Evaluation of the efficacy and safety of oral tiludronate in paget's disease of bone

Abstract

Objective. To assess the optimal dosage of oral tiludronate in Paget's disease of bone. Methods. We studied 149 patients with Paget's disease, in a double‐blind, randomized, placebo‐controlled trial. Patients were randomly assigned to 1 of 5 therapeutic groups: a daily dose of 100 mg, 200 mg, 400 mg, or 800 mg of oral tiludronate, or a placebo. Treatment was for 3 months, followed by 3 months of placebo‐controlled followup. Serum alkaline phosphatase activity (SAP) and fasting urinary excretion of hydroxyproline/creatinine (OH/Cr) were measured monthly, as were biochemical parameters reflecting renal, hepatic, and hematologic functions.
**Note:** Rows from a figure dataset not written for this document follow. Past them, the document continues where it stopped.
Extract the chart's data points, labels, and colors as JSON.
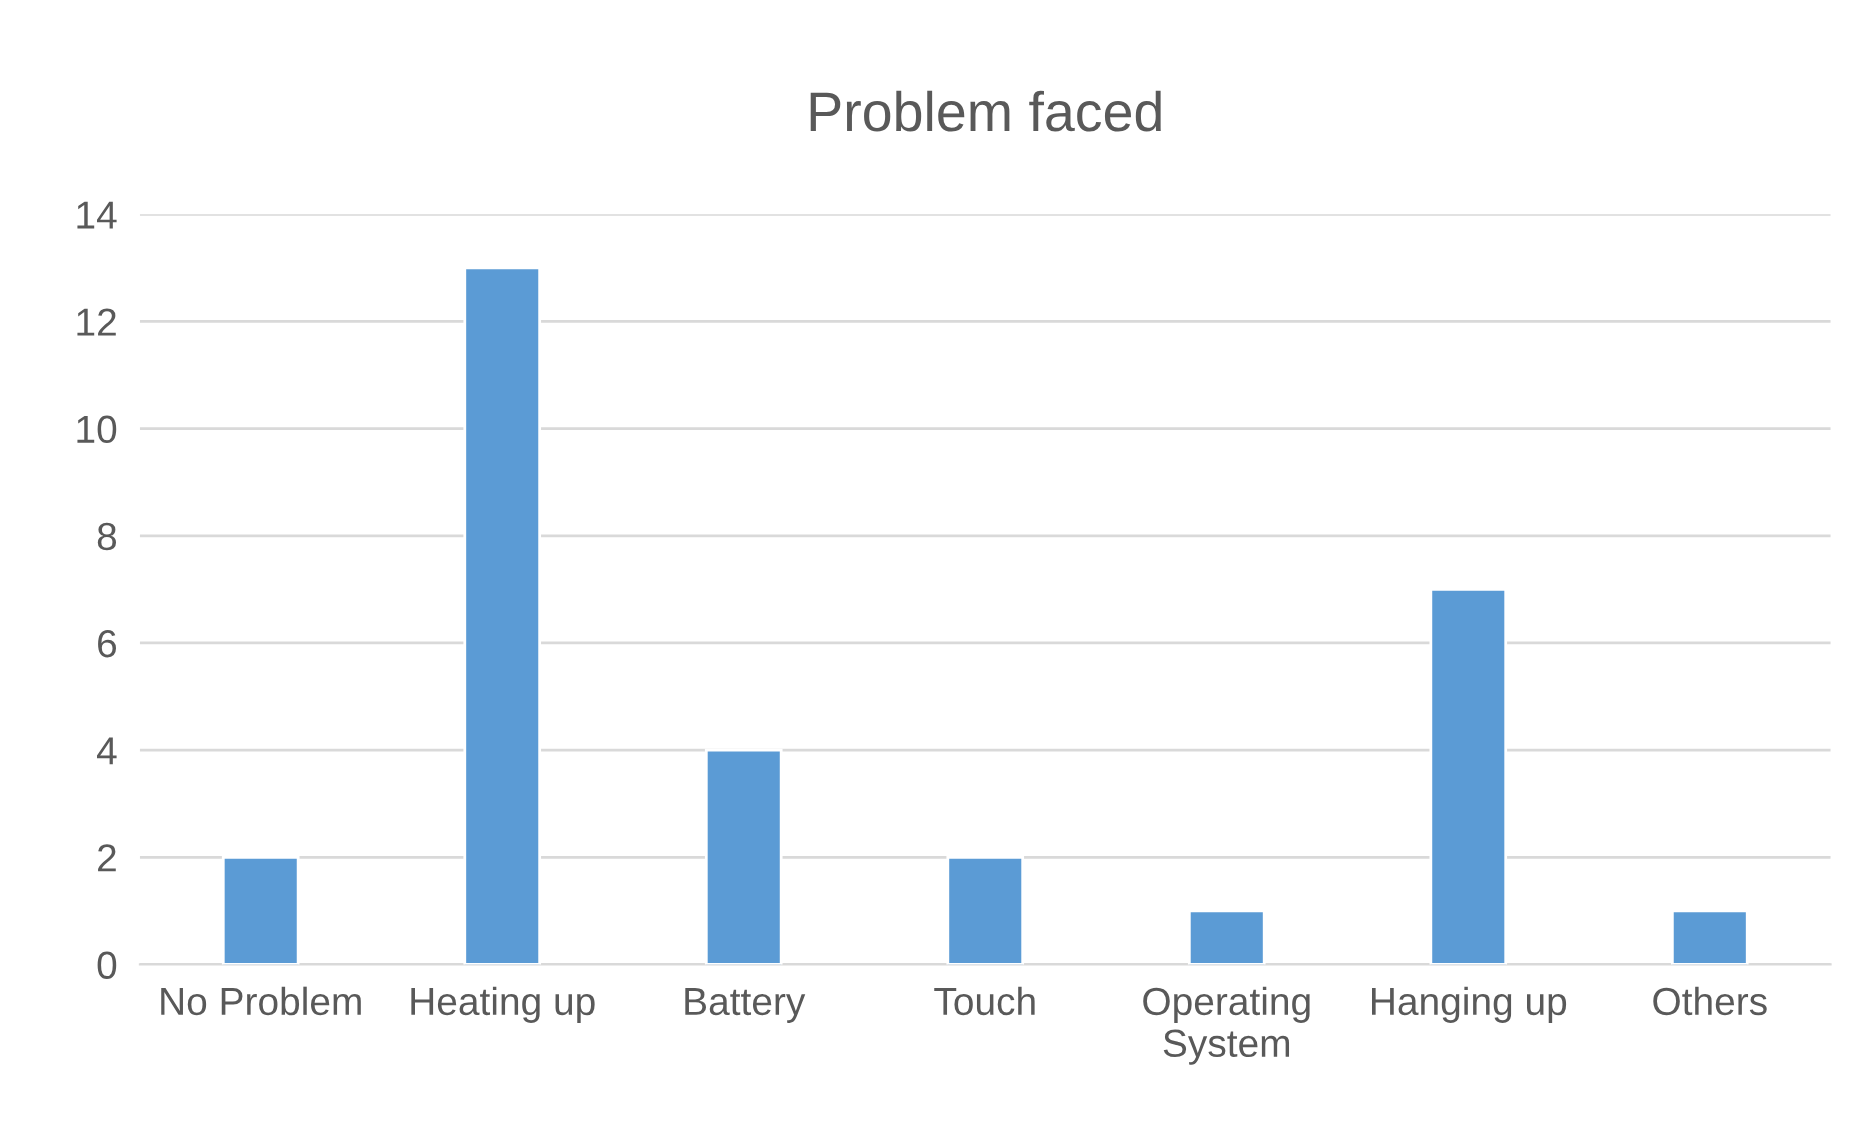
{
  "chart_data": {
    "type": "bar",
    "title": "Problem faced",
    "categories": [
      "No Problem",
      "Heating up",
      "Battery",
      "Touch",
      "Operating System",
      "Hanging up",
      "Others"
    ],
    "values": [
      2,
      13,
      4,
      2,
      1,
      7,
      1
    ],
    "color": "#5b9bd5",
    "ylim": [
      0,
      14
    ],
    "yticks": [
      0,
      2,
      4,
      6,
      8,
      10,
      12,
      14
    ],
    "grid": "y",
    "legend": false
  }
}
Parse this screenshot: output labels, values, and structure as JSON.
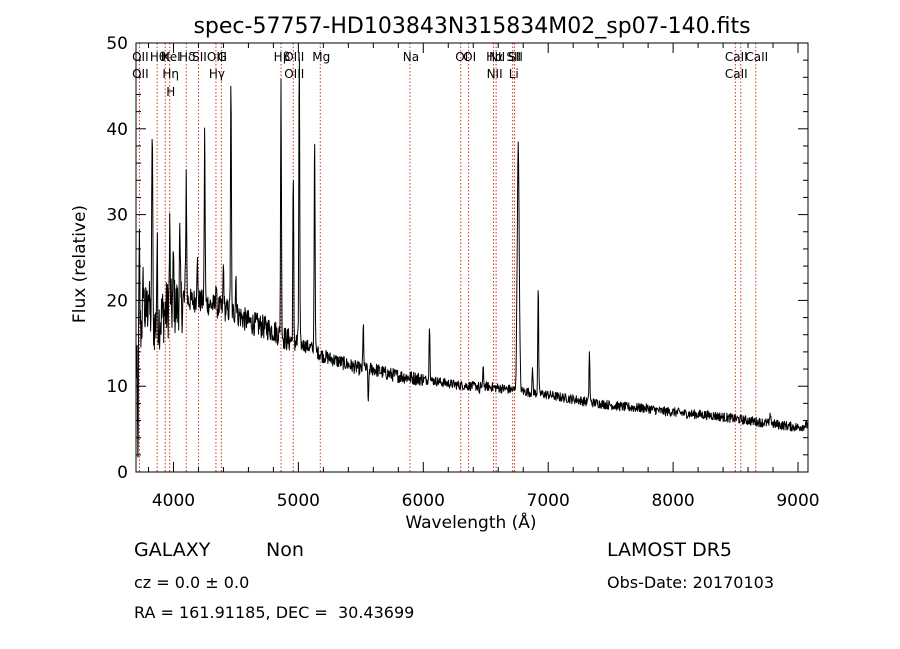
{
  "chart_data": {
    "type": "line",
    "title": "spec-57757-HD103843N315834M02_sp07-140.fits",
    "xlabel": "Wavelength (Å)",
    "ylabel": "Flux (relative)",
    "xlim": [
      3700,
      9080
    ],
    "ylim": [
      0,
      50
    ],
    "xticks": [
      4000,
      5000,
      6000,
      7000,
      8000,
      9000
    ],
    "yticks": [
      0,
      10,
      20,
      30,
      40,
      50
    ],
    "grid": false,
    "continuum": {
      "x": [
        3700,
        3750,
        3800,
        3850,
        3900,
        3950,
        4000,
        4050,
        4100,
        4200,
        4300,
        4400,
        4500,
        4600,
        4700,
        4800,
        4900,
        5000,
        5100,
        5200,
        5300,
        5400,
        5500,
        5600,
        5700,
        5800,
        5900,
        6000,
        6100,
        6200,
        6300,
        6400,
        6500,
        6600,
        6700,
        6800,
        6900,
        7000,
        7100,
        7200,
        7300,
        7400,
        7500,
        7600,
        7700,
        7800,
        7900,
        8000,
        8100,
        8200,
        8300,
        8400,
        8500,
        8600,
        8700,
        8800,
        8900,
        9000,
        9080
      ],
      "y": [
        12,
        18,
        19,
        17,
        18,
        19,
        19,
        19.5,
        20,
        20,
        19.5,
        19,
        18.5,
        17.5,
        17,
        16.5,
        15.5,
        15,
        14.5,
        13.5,
        13,
        12.5,
        12,
        12,
        11.5,
        11.2,
        11,
        10.8,
        10.6,
        10.3,
        10.1,
        10,
        10,
        9.8,
        9.6,
        9.4,
        9.2,
        9,
        8.7,
        8.5,
        8.2,
        8,
        7.8,
        7.6,
        7.5,
        7.4,
        7.1,
        7,
        6.8,
        6.7,
        6.6,
        6.4,
        6.2,
        6,
        5.8,
        5.6,
        5.4,
        5.2,
        5.5
      ]
    },
    "emission_peaks": [
      {
        "x": 3727,
        "y": 26
      },
      {
        "x": 3760,
        "y": 23
      },
      {
        "x": 3800,
        "y": 22
      },
      {
        "x": 3830,
        "y": 41
      },
      {
        "x": 3869,
        "y": 26
      },
      {
        "x": 3970,
        "y": 28
      },
      {
        "x": 4000,
        "y": 25
      },
      {
        "x": 4050,
        "y": 27
      },
      {
        "x": 4102,
        "y": 35
      },
      {
        "x": 4190,
        "y": 25
      },
      {
        "x": 4250,
        "y": 40
      },
      {
        "x": 4340,
        "y": 22
      },
      {
        "x": 4400,
        "y": 24
      },
      {
        "x": 4460,
        "y": 45
      },
      {
        "x": 4500,
        "y": 23
      },
      {
        "x": 4861,
        "y": 45
      },
      {
        "x": 4959,
        "y": 34
      },
      {
        "x": 5007,
        "y": 49
      },
      {
        "x": 5130,
        "y": 40
      },
      {
        "x": 5520,
        "y": 17
      },
      {
        "x": 6050,
        "y": 17.5
      },
      {
        "x": 6480,
        "y": 12
      },
      {
        "x": 6760,
        "y": 38
      },
      {
        "x": 6875,
        "y": 12
      },
      {
        "x": 6920,
        "y": 21.5
      },
      {
        "x": 7330,
        "y": 14
      },
      {
        "x": 8780,
        "y": 7
      }
    ],
    "absorption_dips": [
      {
        "x": 3715,
        "y": 0.5
      },
      {
        "x": 5560,
        "y": 7.5
      },
      {
        "x": 6450,
        "y": 9
      }
    ],
    "spectral_lines": [
      {
        "x": 3727,
        "labels": [
          "OII",
          "OII"
        ]
      },
      {
        "x": 3869,
        "labels": [
          "Hθ"
        ]
      },
      {
        "x": 3934,
        "labels": [
          "K"
        ]
      },
      {
        "x": 3970,
        "labels": [
          "HeI",
          "Hη",
          "H"
        ]
      },
      {
        "x": 4102,
        "labels": [
          "Hδ"
        ]
      },
      {
        "x": 4200,
        "labels": [
          "SII"
        ]
      },
      {
        "x": 4340,
        "labels": [
          "OIII",
          "Hγ"
        ]
      },
      {
        "x": 4383,
        "labels": [
          "G"
        ]
      },
      {
        "x": 4861,
        "labels": [
          "Hβ"
        ]
      },
      {
        "x": 4959,
        "labels": [
          "OIII",
          "OIII"
        ]
      },
      {
        "x": 5175,
        "labels": [
          "Mg"
        ]
      },
      {
        "x": 5893,
        "labels": [
          "Na"
        ]
      },
      {
        "x": 6300,
        "labels": [
          "OI"
        ]
      },
      {
        "x": 6363,
        "labels": [
          "OI"
        ]
      },
      {
        "x": 6563,
        "labels": [
          "Hα",
          "NII"
        ]
      },
      {
        "x": 6583,
        "labels": [
          "NII"
        ]
      },
      {
        "x": 6716,
        "labels": [
          "SII",
          "Li"
        ]
      },
      {
        "x": 6731,
        "labels": [
          "SII"
        ]
      },
      {
        "x": 8498,
        "labels": [
          "CaII",
          "CaII"
        ]
      },
      {
        "x": 8542,
        "labels": []
      },
      {
        "x": 8662,
        "labels": [
          "CaII"
        ]
      }
    ]
  },
  "info": {
    "class_label": "GALAXY",
    "subclass_label": "Non",
    "survey": "LAMOST DR5",
    "redshift": "cz = 0.0 ± 0.0",
    "obs_date": "Obs-Date: 20170103",
    "coords": "RA = 161.91185, DEC =  30.43699"
  },
  "colors": {
    "spectrum": "#000000",
    "line_markers": "#cc2200",
    "axes": "#000000",
    "background": "#ffffff"
  }
}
Analgesic efficacy was self‐evaluated from a visual analog scale and a global pain index. Results. Statistical analysis revealed that beginning at a dosage of 200 mg/day, there was a direct dose‐dependent effect on the reduction of SAP and OH/Cr levels. Reduction of SAP levels was clinically significant at a dosage of 400 mg (44.9 ± 4.2% reduction at 90 days and 49.2 ± 4.5% at 180 days, mean ± SEM) and at 800 mg (53.4 ± 5% at 90 days and 59.3 ± 4.6% at 180 days). There was a significant reduction in pain in all groups, including the group taking placebo. In only those taking 800 mg/day of tiludronate was there a significant frequency of complete resolution of pain (versus placebo). Aside from mild gastrointestinal disturbances, as experienced with other oral bisphosphonates, clinical tolerance of all 5 regimens was good. Exhaustive biochemical investigations failed to reveal significant toxicity of tiludronate up to the 800‐mg daily dose investigated. Conclusion. Because of its significantly better antiresorptive effects and greater analgesic properties (compared with lower dosages), combined with the excellent clinical and biochemical tolerance, the 800‐mg daily dose of tiludronate appears to be optimal for the treatment of Paget's disease of bone.